RPA's Direct Access Colonoscopy Clinic streamlines patient care
A new clinic at RPA is striving to improve bowel cancer survival rates by enhancing access to colonoscopies, a medical procedure which most patients undergo to detect the cancer.
"We're working to reduce the wait times for colonoscopies, which, in turn, will result in earlier detection of bowel cancer. Ultimately, we're aiming to cut the incidence and number of deaths from bowel cancer," Albert Dalao, a Clinical Nurse Consultant at the Direct Access Colonoscopy Clinic, said.
Cancer Institute NSW states bowel cancer is the second most common cancer in Australia. It's estimated that one in 13 people in NSW will be diagnosed with bowel cancer by the age 85. But, if found early 90 per cent of bowel cancers can be successfully treated.
During June, the District is marking Bowel Cancer Awareness Month which raises awareness about prevention, early diagnosis, research and treatment.
The Direct Access Colonoscopy Clinic provides timely access to colonoscopies for patients who have returned a positive result to a bowel cancer screening test.
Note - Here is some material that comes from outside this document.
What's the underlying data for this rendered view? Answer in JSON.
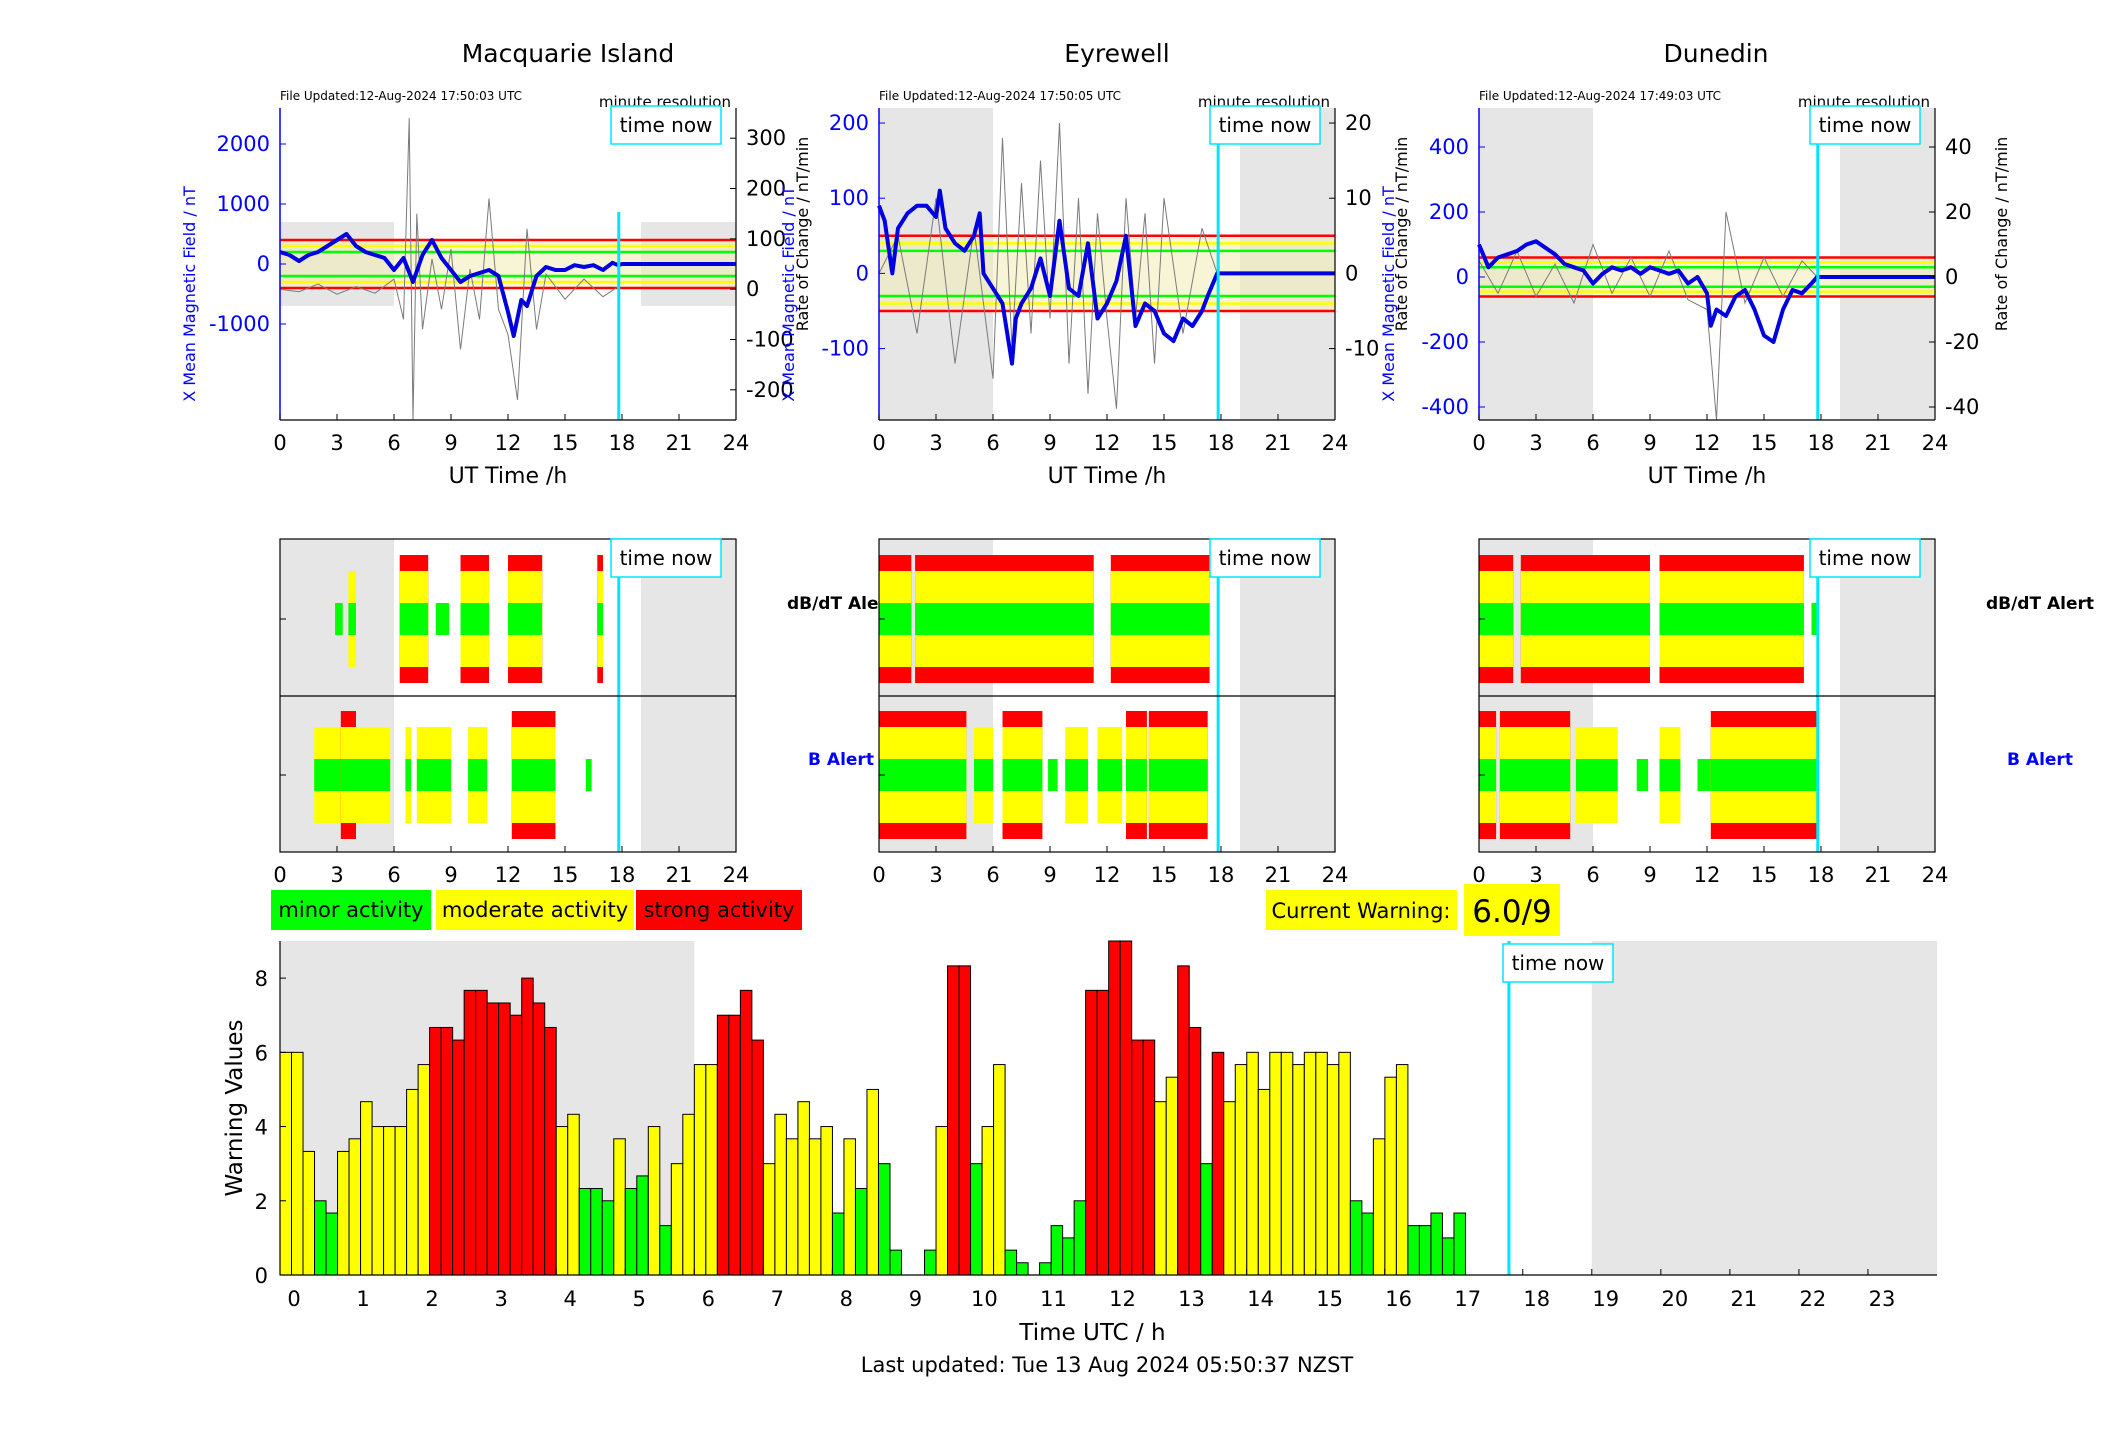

A faecal occult blood test is the most effective way to detect bowel cancer at the earliest stage – potentially before cancer has developed. If the result is positive, most people will require a colonoscopy.
Under the Clinic's model of care, Albert assesses patients referred to the Clinic over the phone. He uses clinical guidelines to determine if the patient's colonoscopy appointment can be made without the need for a specialist consultation.
If a patient has other conditions, or needs to see a specialist before having the procedure, he schedules a specialist consultation appointment.
About 300 patients have been referred to the Clinic since it opened its doors in September 2020, and about half of them have had their colonoscopies directly booked by the Clinic.
Sydney primary school principal Deborah Bestulic, 62, is one of them. After experiencing on-going fatigue last year, she returned a positive result to a bowel cancer screening test and was referred to the Clinic.
"I had an initial conversation with Albert on the phone. He was fantastic. He explained the process to me and was able to book a colonoscopy appointment for me," she said.
And, she phoned Albert when she had further questions.
"I was a little daunted. But, he answered my questions so I knew what to expect. Being able to talk with the same person made me feel comfortable," she said.
The colonoscopy revealed Deborah had stage one bowel cancer.
"It was confronting. Early detection is so important. I didn't have any other symptoms – although tiredness can be a sign of a significant illness," she said.
She later had surgery at RPA and has recovered well.
There are plans to set up another Direct Access Colonoscopy Clinic at Concord Hospital, in a partnership between the District and Cancer Institute NSW.
The Clinics are a Leading Better Value Care initiative, which is a collaboration between the NSW Ministry of Health, Agency for Clinical Innovation, Clinical Excellence Commission, Cancer Institute NSW, local health districts and networks.
The National Bowel Cancer Screening Program provides a free, simple home test kit for eligible men and women aged 50-74 years every two years.